Reuben was growing drunken with it all—he strained Rose to him; she was part of the night. Just as her scents mingled with its scents, so he and she both mingled with the hush of the lightless, sorrowless fields, the blots of trees, the woods that whispered voicelessly.... Above the hedges, stars winked and flashed, dancing in the crystalline air. Right overhead the Sign of Cancer jigged to its image in Castweasel Pool. Reuben looked up, and through a gate he saw Boarzell rearing like a shaggy beast towards him. He suddenly became more aware of Boarzell than of anything in the night, than of the flowers or the water or the stars, or even Rose, drowsing against his shoulder with parted lips. Boarzell filled the night. The breeze became suddenly laden with scents of it—the faint bitterness of its dew-drenched turf where the bracken-crosiers were beginning to uncurl, of its noon-smelling gorse, of its heather-tangle, half budding, half dead, of its fir-needles and its fir-cones, rotting and sprouting. All seemed to blend together into a strong, heady, ammoniacal smell ... the great beast of Boarzell dominated the night, pawed Reuben, roared over him, made him suddenly mad, clutching Rose till she cried out with pain, kissing her till she broke free, and stood before him pale and dishevelled, with anger in her eyes.

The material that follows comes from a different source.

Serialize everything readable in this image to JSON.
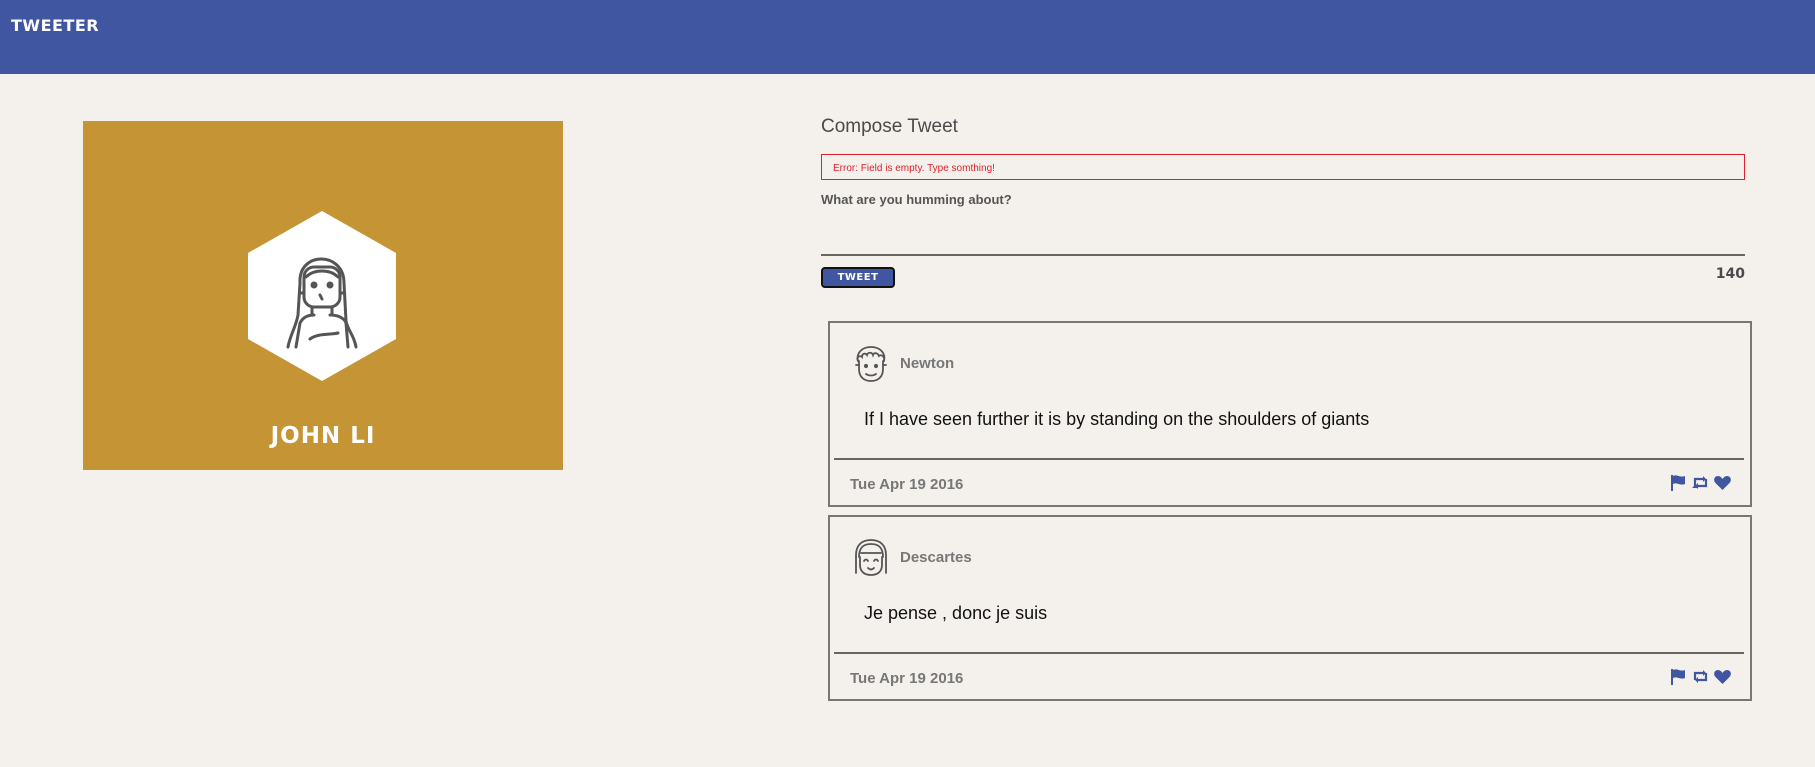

He sprang to his feet, the mood had passed—the beast of Boarzell had ceased to worry him.

"I'm sorry," he said sheepishly.

"And well you may be," said Rose, "you've torn my gown."

They walked on down the lane; she pouted and swung her hat. Reuben, anxious to propitiate, picked primroses under the hedge and gave them to her.
 
She looked pleased at once, and began to eat them.

"Wot," said Reuben, "you eat flowers?"

"Yes," she answered, "I love eating primroses—pick me some more."

So for the rest of the walk to Starvecrow, he picked primroses, and she nibbled them with her white teeth, which were small and even, except for the two canines, which were pointed like a little animal's.